Lens API for Machine Learning (Lens-ML)
Please Note - This is an experimental feature - API is subject to change
Introduction
The Lens-ML component allows users to call machine learning libraries as UDFs in Lens queries. At present, we integrate the MLLib library provided in Apache Spark.
With this feature, users can build machine learning models backed by Hive tables, and later call these models via Hive UDFs. Actual model building is done in Spark. Lens takes care of initializing and invoking the Spark code (Lens acts as a Spark shell).
Lens-ML Server API
The Lens-ML component provides a set of REST endpoints for listing, creation and validation of machine learning models and algorithms. Some of them are described below
- /ml/algorithms - give a list of machine learning algorithms which are supported by Lens
- /ml/train - Create a model using an algorithm and backed by a Hive table. This also takes parameters such as list of columns which act as feature variables, name of label column (in case of supervised learning) and algorithm specific tuning parameters. This call creates a Spark RDD backed by the Hive table using HCatInputFormat, and runs corresponding trainer in Spark. The eventual model object returned by the Spark environment is associated with a unique ID, and is persisted to HDFS.
- /ml/test - Evaluate a model created in the /train call against a Hive table, and store results into another Hive table. This call takes the model ID, and a Hive table which is used for evaluation purposes. It is assumed that the evaluation table contains all columns (feature and label columns) which were used to generate the model. It creates a Lens query against the evaluation table and applies the model UDF on each record in the table. Output of the query is associated with a test report ID, and stored as a partition (with the same ID) in an output table. This call returns the report ID to the user.

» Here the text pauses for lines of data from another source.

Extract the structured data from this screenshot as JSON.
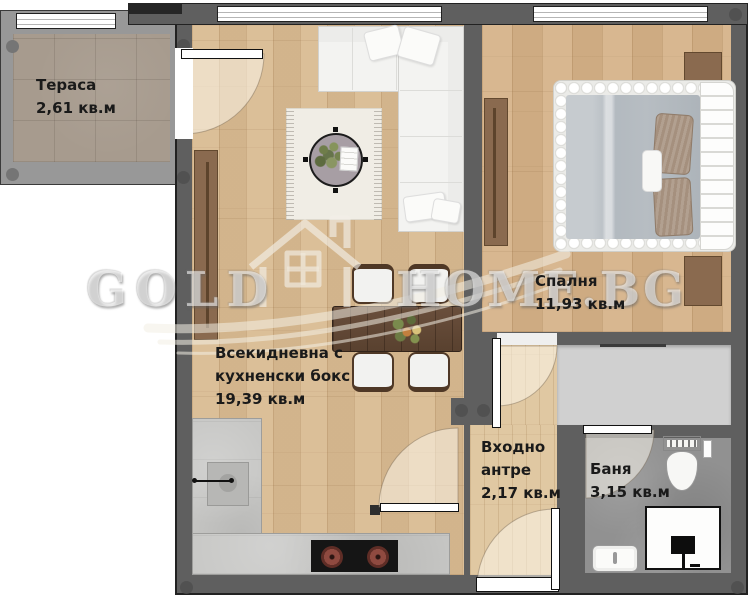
{
  "watermark": {
    "text_left": "GOLD",
    "text_right": "HOME.BG",
    "icon": "house-logo"
  },
  "rooms": {
    "terrace": {
      "name": "Тераса",
      "area": "2,61 кв.м"
    },
    "living_room": {
      "name_line1": "Всекидневна с",
      "name_line2": "кухненски бокс",
      "area": "19,39 кв.м"
    },
    "bedroom": {
      "name": "Спалня",
      "area": "11,93 кв.м"
    },
    "entry_hall": {
      "name_line1": "Входно",
      "name_line2": "антре",
      "area": "2,17 кв.м"
    },
    "bathroom": {
      "name": "Баня",
      "area": "3,15 кв.м"
    }
  },
  "colors": {
    "wall": "#5f5f5f",
    "terrace_wall": "#989898",
    "wood_living": "#d9bb92",
    "wood_bedroom": "#d5b288",
    "wood_hall": "#e0c8a2",
    "terrace_tile": "#a79b8e",
    "bath_tile": "#919191",
    "counter": "#c7c7c5",
    "furniture_wood": "#8a6a4f",
    "dining_table_wood": "#5f4736",
    "cooktop": "#151515",
    "burner": "#8f4a40",
    "duvet": "#b6bcc1",
    "label_text": "#1a1a1a",
    "watermark": "#ffffff"
  }
}
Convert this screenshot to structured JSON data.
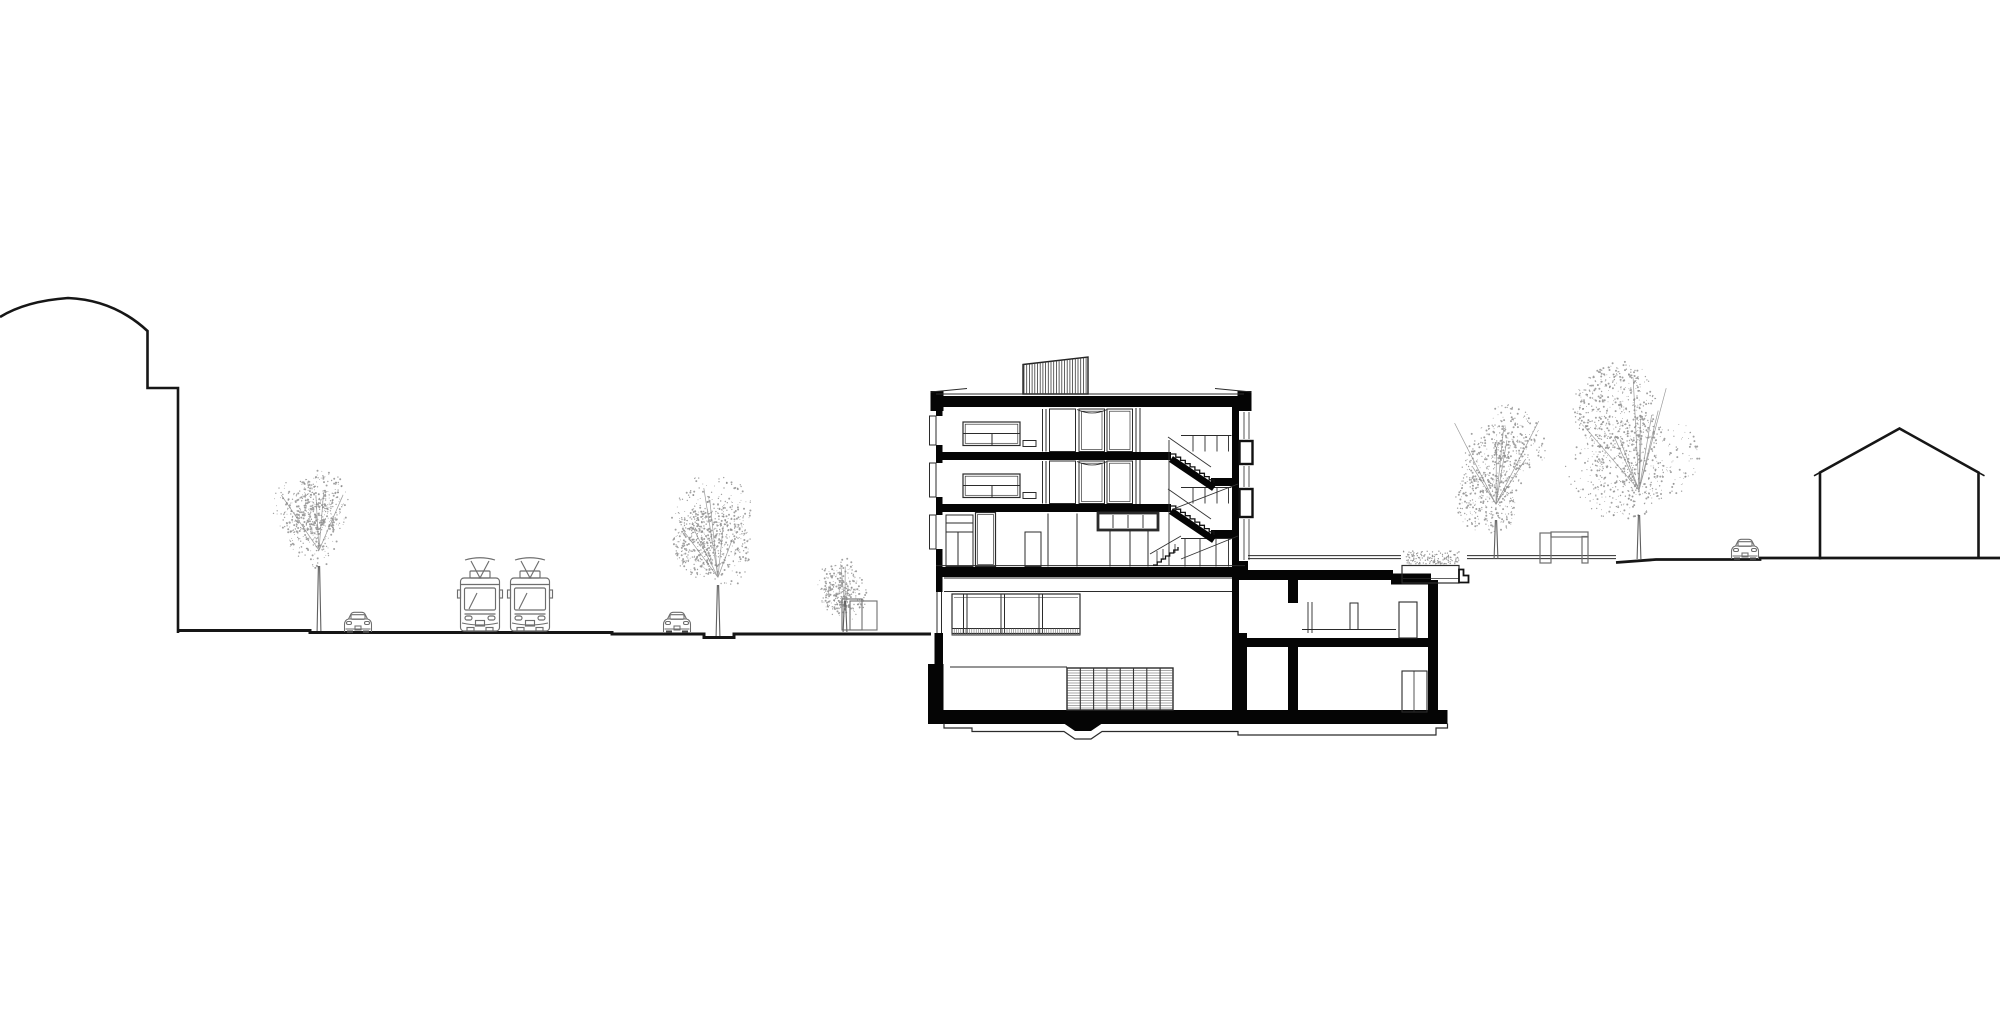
{
  "document": {
    "type": "architectural-section-elevation-drawing",
    "description": "Black and white architectural cross-section of a multi-storey building between a tram street (left) and a raised garden (right), flanked by a barrel-roof building silhouette on the left and a gabled house silhouette on the right",
    "background": "#ffffff"
  },
  "palette": {
    "ink": "#161616",
    "fill_black": "#050505",
    "thin_line": "#2b2b2b",
    "mid_gray": "#5f5f5f",
    "light_gray": "#8a8a8a",
    "foliage": "#878787",
    "white": "#ffffff"
  },
  "scene": {
    "context_buildings": {
      "left": {
        "type": "barrel-roof-silhouette",
        "x_range": [
          0,
          178
        ],
        "apex": [
          68,
          298
        ],
        "ground_y": 633
      },
      "right": {
        "type": "gabled-house-silhouette",
        "x_range": [
          1820,
          1978
        ],
        "ridge": [
          1900,
          428
        ],
        "eave_y": 472,
        "ground_y": 558
      }
    },
    "section_building": {
      "x_range": [
        928,
        1457
      ],
      "levels": {
        "roof_slab_y": 396,
        "floor3_slab_y": 452,
        "floor2_slab_y": 504,
        "deck_slab_y": 567,
        "basement_floor_y": 710,
        "foundation_bottom_y": 738
      },
      "storeys_above_deck": 3,
      "has_basement": true,
      "features": [
        "hatched rooftop skylight",
        "dog-leg staircase with landings",
        "entry stair",
        "basement ventilation grille",
        "garden-side lower wing",
        "terrace planter"
      ]
    },
    "street": {
      "ground_y": 632,
      "segments": "sidewalk-road-sidewalk with tree pit"
    },
    "garden": {
      "ground_y": 558,
      "features": [
        "pergola frame",
        "planter",
        "terrace lines"
      ]
    },
    "tram_y": 558,
    "trams": [
      {
        "x": 458
      },
      {
        "x": 508
      }
    ],
    "cars": [
      {
        "x": 343,
        "y": 611.5
      },
      {
        "x": 662,
        "y": 611.5
      },
      {
        "x": 1730,
        "y": 538.5
      }
    ],
    "trees": [
      {
        "cx": 315,
        "cy": 520,
        "rx": 50,
        "ry": 55,
        "trunk_x": 319,
        "ground_y": 631,
        "trunk_top": 566,
        "seed": 11,
        "dots": 620,
        "branches": 4
      },
      {
        "cx": 714,
        "cy": 540,
        "rx": 47,
        "ry": 68,
        "trunk_x": 718,
        "ground_y": 636,
        "trunk_top": 585,
        "seed": 22,
        "dots": 780,
        "branches": 6
      },
      {
        "cx": 843,
        "cy": 588,
        "rx": 27,
        "ry": 34,
        "trunk_x": 845,
        "ground_y": 632,
        "trunk_top": 601,
        "seed": 33,
        "dots": 330,
        "branches": 3
      },
      {
        "cx": 1494,
        "cy": 468,
        "rx": 59,
        "ry": 66,
        "trunk_x": 1496,
        "ground_y": 559,
        "trunk_top": 520,
        "seed": 44,
        "dots": 760,
        "branches": 7
      },
      {
        "cx": 1640,
        "cy": 443,
        "rx": 79,
        "ry": 86,
        "trunk_x": 1639,
        "ground_y": 559,
        "trunk_top": 515,
        "seed": 55,
        "dots": 1050,
        "branches": 9
      }
    ],
    "hedges": [
      {
        "x": 1403,
        "y": 551,
        "w": 57,
        "h": 13,
        "dots": 150,
        "seed": 7
      }
    ],
    "stairs": [
      {
        "x1": 1171,
        "y1": 454,
        "x2": 1214,
        "y2": 483,
        "n": 9,
        "band": true
      },
      {
        "x1": 1171,
        "y1": 506,
        "x2": 1214,
        "y2": 535,
        "n": 9,
        "band": true
      },
      {
        "x1": 1153,
        "y1": 565,
        "x2": 1178,
        "y2": 547,
        "n": 6,
        "band": false
      }
    ],
    "railings": [
      [
        1168,
        437,
        1211,
        467
      ],
      [
        1168,
        489,
        1211,
        519
      ],
      [
        1150,
        554,
        1181,
        536
      ],
      [
        1238,
        484,
        1172,
        509.5
      ],
      [
        1238,
        536,
        1181,
        559
      ]
    ],
    "hatches": [
      {
        "id": "skylight",
        "dir": "v",
        "x": 1024,
        "y": 355,
        "w": 64,
        "h": 39,
        "step": 2.7,
        "color": "#3a3a3a",
        "width": 0.8,
        "clip": "skylight-clip"
      },
      {
        "id": "grille-h",
        "dir": "h",
        "x": 1067,
        "y": 668,
        "w": 106,
        "h": 42,
        "step": 2.5,
        "color": "#555555",
        "width": 0.6
      },
      {
        "id": "grille-v",
        "dir": "v",
        "x": 1067,
        "y": 668,
        "w": 106,
        "h": 42,
        "step": 13.3,
        "color": "#333333",
        "width": 1.1
      },
      {
        "id": "sill",
        "dir": "v",
        "x": 952,
        "y": 628.5,
        "w": 128,
        "h": 6.5,
        "step": 2.2,
        "color": "#666666",
        "width": 0.55
      }
    ]
  }
}
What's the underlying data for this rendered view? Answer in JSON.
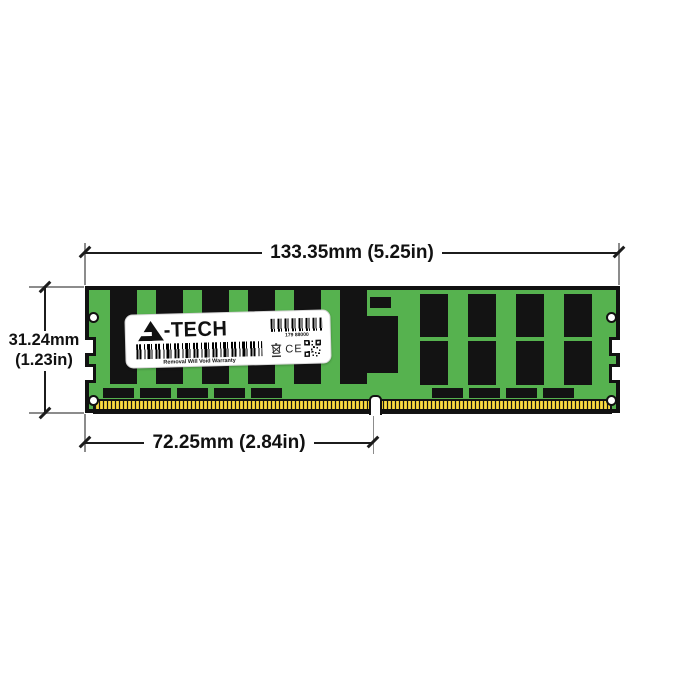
{
  "diagram": {
    "type": "memory-module-dimension-diagram",
    "dimensions": {
      "width": "133.35mm (5.25in)",
      "height_mm": "31.24mm",
      "height_in": "(1.23in)",
      "connector_width": "72.25mm (2.84in)"
    },
    "label": {
      "brand_rest": "-TECH",
      "serial": "179 88000",
      "warranty": "Removal Will Void Warranty",
      "ce": "CE"
    },
    "colors": {
      "pcb_green": "#56b24f",
      "chip_black": "#131313",
      "pin_gold": "#e7c62e",
      "dimension_line": "#1c1c1c",
      "extension_line": "#8c8c8c"
    },
    "module": {
      "left_chip_count": 6,
      "right_chip_count": 4,
      "bottom_left_pad_count": 5,
      "bottom_right_pad_count": 4
    }
  }
}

- /ml/models - Retrieve model metadata for an algorithm and by model ID
- /ml/reports - Retrieve model evaluation reports by algorithm or report ID
Lens-ML Client API
We also provide a client library to call the server side REST api. The LensML interface can be used to invoke server side REST APIs. The same interface can also be used by other Lens server modules to invoke these APIs in the Lens server process itself. To access an instance of the Lens-ML service in the Lens server, user can use the ServiceProvider interface.
Model UDF
Each train call creates an ML model which can be identified by a unique ID. This model can be invoked in any Hive query using the predict UDF. This UDF take the model ID and feature and label column names. Once a model is generated it can be invoked in any Lens query (at the time of writing only queries which run on the Hive backend are supported) without having to invoke Spark again.
Deployment
- Enable the ML service by adding it to the list of services brought up by lens-server. (lens.server.servicenames)
- Enable the ML resource by adding it to the list of resources brought up by lens-server (lens.server.ws.resourcenames)
- Lens-ML specific configuration -
- ML Driver - lens.ml.drivers - Currently only org.apache.lens.ml.spark.SparkMLDriver is available.
- Spark master setting - lens.ml.sparkdriver.spark.master - Specify the mode in which Spark will be invoked this can take values acceptable by the Spark master config variable in Apache Spark (for local, standalone, and Yarn modes)
An example config is provided in lens-ml-lib/resources/test/lens-site.xml
Spark dependencies need to be provided at run time when starting the Lens server. Care should be taken to make sure that the Spark version matches with the Hadoop and Hive versions used to build Apache Lens. Users may have to rebuild Spark for their version of Hadoop. SPARK_HOME environment variable should be set which points to the Spark installation.